Ali el-Hatib Siyonist rejimin güney Lübnan'dan çekildikten sonraki gelişmelerin sonuçlarına atıfta bulunarak şunları ekledi: Bu yenilginin ardından Siyonist düşman, önceki yenilgisinin intikamını almak için bir kez daha Lübnan'la savaşa girdi; böylece 2000'de kaybettiği hayranlık, ihtişam ve pratikte zaferlerini yeniden kazanmayı umdu. 2000 ve 2006’da Siyonist Düşmanla Yüzleşmek, Arap, İslam ve Filistin milletlerine aktif direniş seçeneğine geri dönme olanağı verdi ve bu şekilde İslam Devrimi'nin zaferinin gölgesinde yeni bir Filistin direniş nesli oluştu. Öyle ki bugün Aksa Tufanı gibi bir operasyonu düzenleme cesareti ve gücü kazanmış, Gazze'ye komşu Siyonist yerleşimlere ve işgal altındaki toprakların derinliklerindeki İsrail yerleşimlerine sızmış ve savaşı işgal altındaki bölgelere ilerletmeyi başarmıştır.

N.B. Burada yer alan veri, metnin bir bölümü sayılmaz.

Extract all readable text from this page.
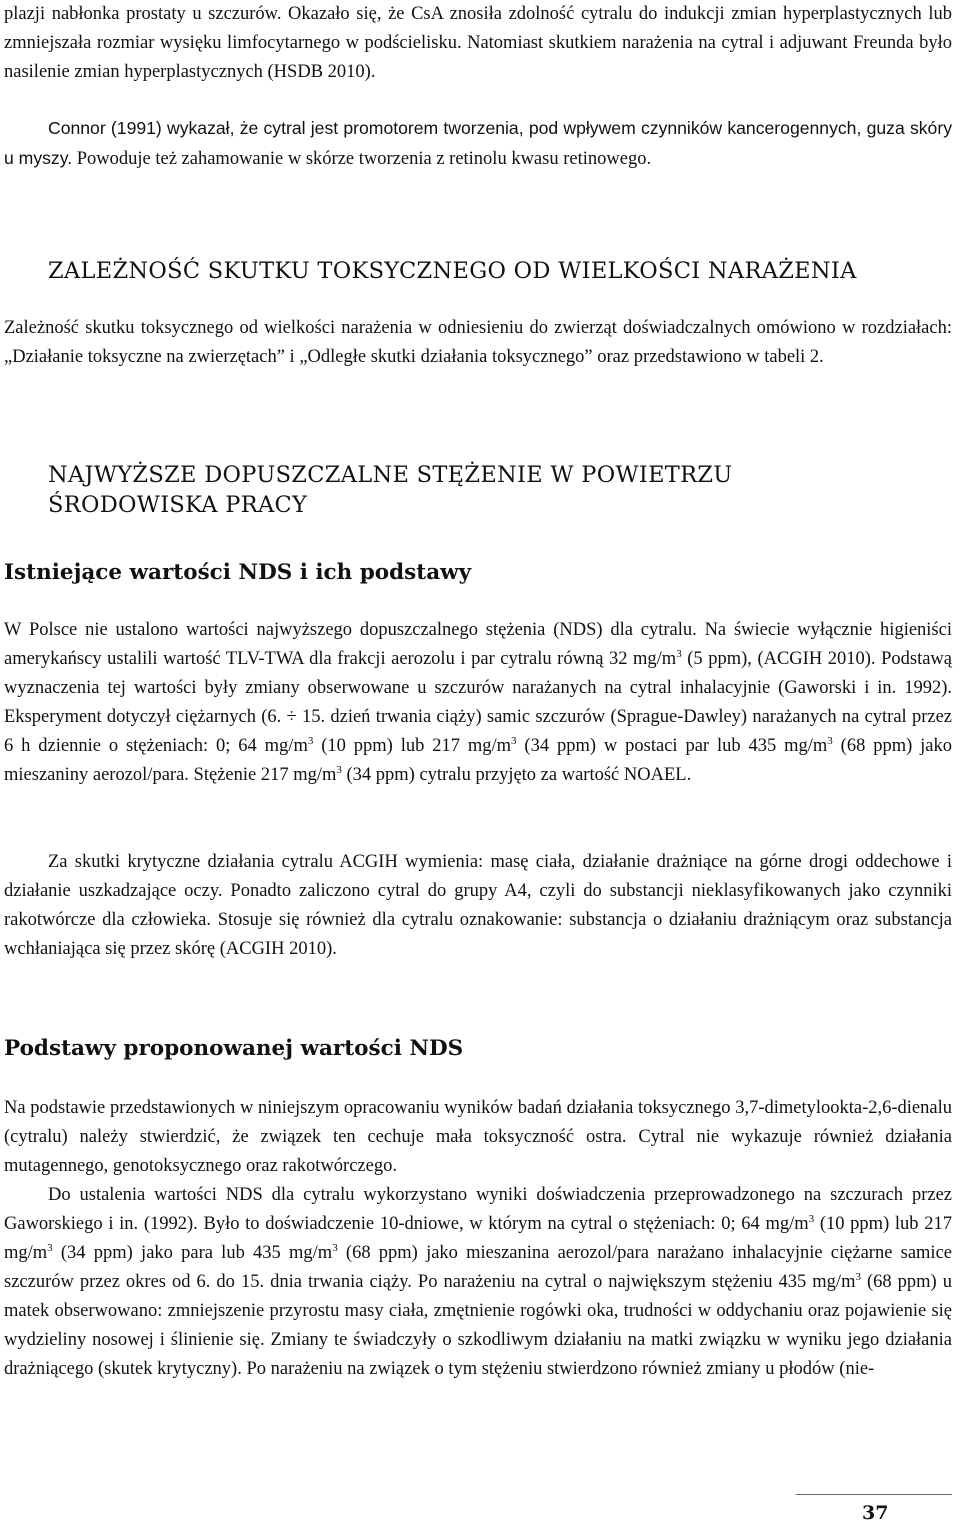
plazji nabłonka prostaty u szczurów. Okazało się, że CsA znosiła zdolność cytralu do indukcji zmian hyperplastycznych lub zmniejszała rozmiar wysięku limfocytarnego w podścielisku. Natomiast skutkiem narażenia na cytral i adjuwant Freunda było nasilenie zmian hyperplastycznych (HSDB 2010).

Connor (1991) wykazał, że cytral jest promotorem tworzenia, pod wpływem czynników kancerogennych, guza skóry u myszy. Powoduje też zahamowanie w skórze tworzenia z retinolu kwasu retinowego.

ZALEŻNOŚĆ SKUTKU TOKSYCZNEGO OD WIELKOŚCI NARAŻENIA

Zależność skutku toksycznego od wielkości narażenia w odniesieniu do zwierząt doświadczalnych omówiono w rozdziałach: „Działanie toksyczne na zwierzętach” i „Odległe skutki działania toksycznego” oraz przedstawiono w tabeli 2.

NAJWYŻSZE DOPUSZCZALNE STĘŻENIE W POWIETRZU ŚRODOWISKA PRACY
Istniejące wartości NDS i ich podstawy

W Polsce nie ustalono wartości najwyższego dopuszczalnego stężenia (NDS) dla cytralu. Na świecie wyłącznie higieniści amerykańscy ustalili wartość TLV-TWA dla frakcji aerozolu i par cytralu równą 32 $mg/m^3$ (5 ppm), (ACGIH 2010). Podstawą wyznaczenia tej wartości były zmiany obserwowane u szczurów narażanych na cytral inhalacyjnie (Gaworski i in. 1992). Eksperyment dotyczył ciężarnych (6. ÷ 15. dzień trwania ciąży) samic szczurów (Sprague-Dawley) narażanych na cytral przez 6 h dziennie o stężeniach: 0; 64 $mg/m^3$ (10 ppm) lub 217 $mg/m^3$ (34 ppm) w postaci par lub 435 $mg/m^3$ (68 ppm) jako mieszaniny aerozol/para. Stężenie 217 $mg/m^3$ (34 ppm) cytralu przyjęto za wartość NOAEL.

Za skutki krytyczne działania cytralu ACGIH wymienia: masę ciała, działanie drażniące na górne drogi oddechowe i działanie uszkadzające oczy. Ponadto zaliczono cytral do grupy A4, czyli do substancji nieklasyfikowanych jako czynniki rakotwórcze dla człowieka. Stosuje się również dla cytralu oznakowanie: substancja o działaniu drażniącym oraz substancja wchłaniająca się przez skórę (ACGIH 2010).

Podstawy proponowanej wartości NDS

Na podstawie przedstawionych w niniejszym opracowaniu wyników badań działania toksycznego 3,7-dimetylookta-2,6-dienalu (cytralu) należy stwierdzić, że związek ten cechuje mała toksyczność ostra. Cytral nie wykazuje również działania mutagennego, genotoksycznego oraz rakotwórczego.

Do ustalenia wartości NDS dla cytralu wykorzystano wyniki doświadczenia przeprowadzonego na szczurach przez Gaworskiego i in. (1992). Było to doświadczenie 10-dniowe, w którym na cytral o stężeniach: 0; 64 $mg/m^3$ (10 ppm) lub 217 $mg/m^3$ (34 ppm) jako para lub 435 $mg/m^3$ (68 ppm) jako mieszanina aerozol/para narażano inhalacyjnie ciężarne samice szczurów przez okres od 6. do 15. dnia trwania ciąży. Po narażeniu na cytral o największym stężeniu 435 $mg/m^3$ (68 ppm) u matek obserwowano: zmniejszenie przyrostu masy ciała, zmętnienie rogówki oka, trudności w oddychaniu oraz pojawienie się wydzieliny nosowej i ślinienie się. Zmiany te świadczyły o szkodliwym działaniu na matki związku w wyniku jego działania drażniącego (skutek krytyczny). Po narażeniu na związek o tym stężeniu stwierdzono również zmiany u płodów (nie-

37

Şeyh Ali el-Hatib, Aksa Tufanı’nda elde edilen başarıları şöyle anlattı: Bu operasyondan sonra geçmişe dönmek mümkün değil. Artık geri çekilen Siyonist rejim çünkü bundan önce Siyonistler diğer İslam ve Arap ülkelerinin ve komşu ülkelerin topraklarında savaşıyorlardı ama artık geri çekilmiş durumda.

Lübnan Şiileri Yüksek Meclisi Başkan Yardımcısı, Siyonist rejimin Gazze Şeridi'ndeki suçlarını anlatırken şunları söyledi:  Bugün Filistin'de Siyonist rejimin askerlerinin işledikleri suçlar, aslında bu rejimin temellerine sızan korkunun yarattığı çılgınlıktır.

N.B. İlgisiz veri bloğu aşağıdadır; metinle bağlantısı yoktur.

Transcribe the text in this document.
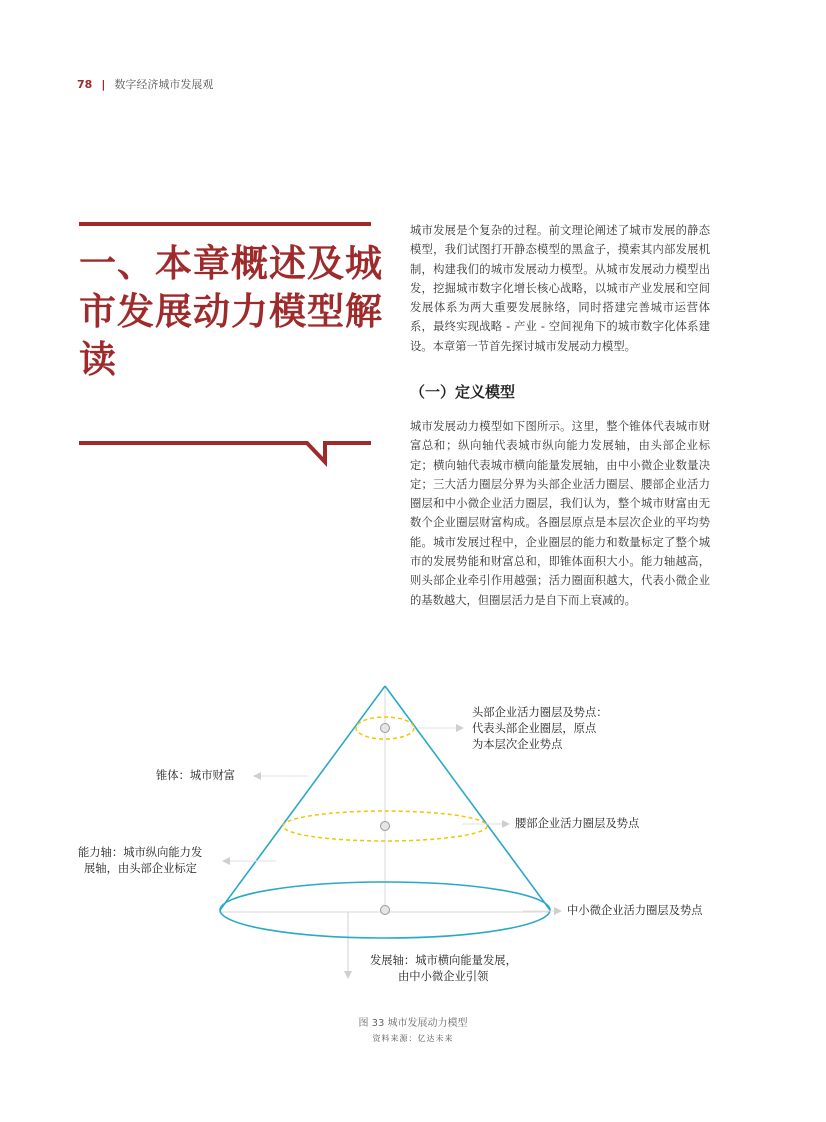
78 | 数字经济城市发展观
一、本章概述及城市发展动力模型解读
城市发展是个复杂的过程。前文理论阐述了城市发展的静态模型，我们试图打开静态模型的黑盒子，摸索其内部发展机制，构建我们的城市发展动力模型。从城市发展动力模型出发，挖掘城市数字化增长核心战略，以城市产业发展和空间发展体系为两大重要发展脉络，同时搭建完善城市运营体系，最终实现战略 - 产业 - 空间视角下的城市数字化体系建设。本章第一节首先探讨城市发展动力模型。
（一）定义模型
城市发展动力模型如下图所示。这里，整个锥体代表城市财富总和；纵向轴代表城市纵向能力发展轴，由头部企业标定；横向轴代表城市横向能量发展轴，由中小微企业数量决定；三大活力圈层分界为头部企业活力圈层、腰部企业活力圈层和中小微企业活力圈层，我们认为，整个城市财富由无数个企业圈层财富构成。各圈层原点是本层次企业的平均势能。城市发展过程中，企业圈层的能力和数量标定了整个城市的发展势能和财富总和，即锥体面积大小。能力轴越高，则头部企业牵引作用越强；活力圈面积越大，代表小微企业的基数越大，但圈层活力是自下而上衰减的。
锥体：城市财富
能力轴：城市纵向能力发
展轴，由头部企业标定
头部企业活力圈层及势点：
代表头部企业圈层，原点
为本层次企业势点
腰部企业活力圈层及势点
中小微企业活力圈层及势点
发展轴：城市横向能量发展，
由中小微企业引领
图 33 城市发展动力模型
资料来源：亿达未来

Ali el-Hatib, Siyonist rejimi gerileyen ve çöken bir sistem olarak değerlendirdi ve Allah'ın izniyle, Filistin direnişinin paha biçilemez şehitlerinin kanlarının gölgesinde bugüne kadar başardıklarının, tüm Filistin ulusunun ve topraklarının özgürlüğü, onuru ve izzetini gerçekliğe kavuşturacağını dile getirdi.

Şeyh Ali el-Hatib: 'Batı dünyasının, İslam dünyasını ve Arap ülkelerini onlarca yıldır mezhep çatışmalarının ortasında bırakarak meşgul etmesinden sonra bugün Filistin meselesi bir kez daha önemli bir mesele haline gelmiş olup, tüm İslam alemi Filistin milletinin arkasındadır' ifadelerini kullandı.

 Ali el-Hatib konuşmasının son bölümünde şunları ekledi: Kısıtlı kaynaklara ve yıllarca süren zorlu savaşlara rağmen Amerika'ya karşı çıkan kahraman Yemenli Mücahitlere selamlarımı iletmeyi gerekli görüyorum çünkü Ensarullah'ın Kızıldeniz'de Amerikan ve İsrail gemilerini hedef alması Amerika'nın ihtişamının çöktüğünü gösterdi. Dünya halklarının gözünde bugünkü savaş İsrail'le değil, tüm Batı dünyasıyla bir savaş anlamına geliyor.